Slovenia-Ue: al via domani la presidenza di turno, focus su ripartenza e allargamento ai Balcani

Si tratta della seconda presidenza semestrale esercitata da Lubiana, dopo quella del 2008

La Slovenia assume a partire da domani la presidenza di turno del Consiglio dell’Unione europea. Si tratta della seconda presidenza semestrale esercitata da Lubiana, dopo quella del 2008, a soli quattro anni dalla sua adesione all’Ue. L’evento inaugurale della presidenza si terrà domani a Brdo con la riunione tra il governo sloveno e il collegio dei commissari guidato dalla presidente della Commissione Ue Ursula von der Leyen. Le priorità della presidenza slovena saranno il tema centrale dell’incontro tra von der Leyen ed il premier sloveno Janez Jansa, così come di quelli tra i commissari e i vari ministri del governo di Lubiana. Quattro sono le priorità annunciate dalla presidenza slovena sotto lo slogan “Insieme. Resiliente. Europa”: ripresa post pandemia, Conferenza sul futuro dell’Europa, stato di diritto e sicurezza. L’allargamento dell’Ue ai Balcani dovrebbe tornare inoltre al centro dell’attenzione anche grazie al summit programmato per questo autunno in Slovenia.

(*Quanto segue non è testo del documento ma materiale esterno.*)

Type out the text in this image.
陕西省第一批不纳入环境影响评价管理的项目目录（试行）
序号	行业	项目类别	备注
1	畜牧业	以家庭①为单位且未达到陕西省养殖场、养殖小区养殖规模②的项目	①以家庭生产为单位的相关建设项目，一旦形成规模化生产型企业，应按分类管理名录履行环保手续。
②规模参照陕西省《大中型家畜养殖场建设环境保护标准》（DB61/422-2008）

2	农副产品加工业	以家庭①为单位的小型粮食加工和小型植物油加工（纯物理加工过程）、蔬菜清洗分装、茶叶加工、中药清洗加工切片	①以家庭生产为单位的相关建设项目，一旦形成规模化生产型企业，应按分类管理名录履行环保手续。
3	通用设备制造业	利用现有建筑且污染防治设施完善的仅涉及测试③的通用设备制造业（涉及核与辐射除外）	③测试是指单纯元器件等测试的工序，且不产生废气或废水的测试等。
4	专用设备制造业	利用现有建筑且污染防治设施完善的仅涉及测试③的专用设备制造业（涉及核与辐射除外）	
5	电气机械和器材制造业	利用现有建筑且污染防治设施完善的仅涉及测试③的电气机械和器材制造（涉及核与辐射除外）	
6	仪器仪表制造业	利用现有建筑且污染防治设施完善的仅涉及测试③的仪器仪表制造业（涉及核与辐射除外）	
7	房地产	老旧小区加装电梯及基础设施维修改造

La ripresa dopo la pandemia del Covid-19 inevitabilmente sarà il filo conduttore di buona parte del lavoro della presidenza slovena, che si svolge infatti nel periodo in cui, dopo l’approvazione dei primi Piani nazionali di ripresa e resilienza (Pnrr), i vari Stati membri saranno chiamati ad avviarne l’attuazione concreta di tali piani nell’ottica della transizione verde e digitale. “Le decisioni che prendiamo oggi forgeranno il future delle prossime generazioni”, sottolineano dalla diplomazia di Lubiana evidenziando anche l’attenzione della presidenza slovena alla lotta al cambiamento climatico. La presidenza slovena ha annunciato che si impegnerà anche per la costruzione di un’Unione sanitaria europea. “Vogliamo rafforzare l’autonomia strategia dell’Ue e migliorare le sue capacità per assicurare la disponibilità di prodotti medicinali e facilitare ricerca, sviluppo e produzione”, affermano dalla diplomazia di Lubiana tramite il portale dedicato alla presidenza di turno dell’Ue. Altro punto centrale nell’attenzione della presidenza slovena sarà inoltre quello di rafforzare la capacità dell’Ue di resistere agli attacchi cybernetici, alla luce della considerazione che la pandemia ha fatto aumentare la vulnerabilità verso questo tipo di minaccia.

Riguardo la politica estera, la Slovenia ha manifestato la volontà di prendere “tutti i passi necessari” per rafforzare i rapporti transatlantici: “La cooperazione stretta con gli Stati Uniti e la Nato basata sui principi, valori e interessi comuni è la migliore garanzia per il rafforzamento della posizione dell’Ue nella comunità internazionale e per facilitare il perseguimento degli interessi comuni degli Stati membri”. Lubiana, come detto, punta a offrire una prospettiva “credibile” per l’allargamento Ue di Balcani occidentali e si impegnerà anche per assicurare la ripresa economica della regione garantendo uno sviluppo sostenibile e migliorando le connessioni. La presidenza di turno slovena punta infine al rafforzamento dell’area Schengen ed a fare progressi nei negoziati sul Nuovo patto per l’immigrazione e l’asilo. La presidenza di turno slovena arriva a conclusione del “trio” avviato dalla Germania e seguito dal Portogallo e precede questo esercizio da parte della Francia chiamata a guidare l’Ue nel 2022. Il governo di Lubiana ha dichiarato di voler onorare al meglio questo impegno anche se, va notato, che arriva a questo appuntamento con una serie di dispute aperte con l’Ue: le polemiche sulla libertà di stampa nel Paese, il nodo della nomina dei giudici sloveni nella nuova Procura europea e il sostegno di Jansa al premier ungherese Viktor Orban nella recente disputa con Bruxelles sulla normativa magiara considerata discriminatoria nei confronti della comunità Lgbt.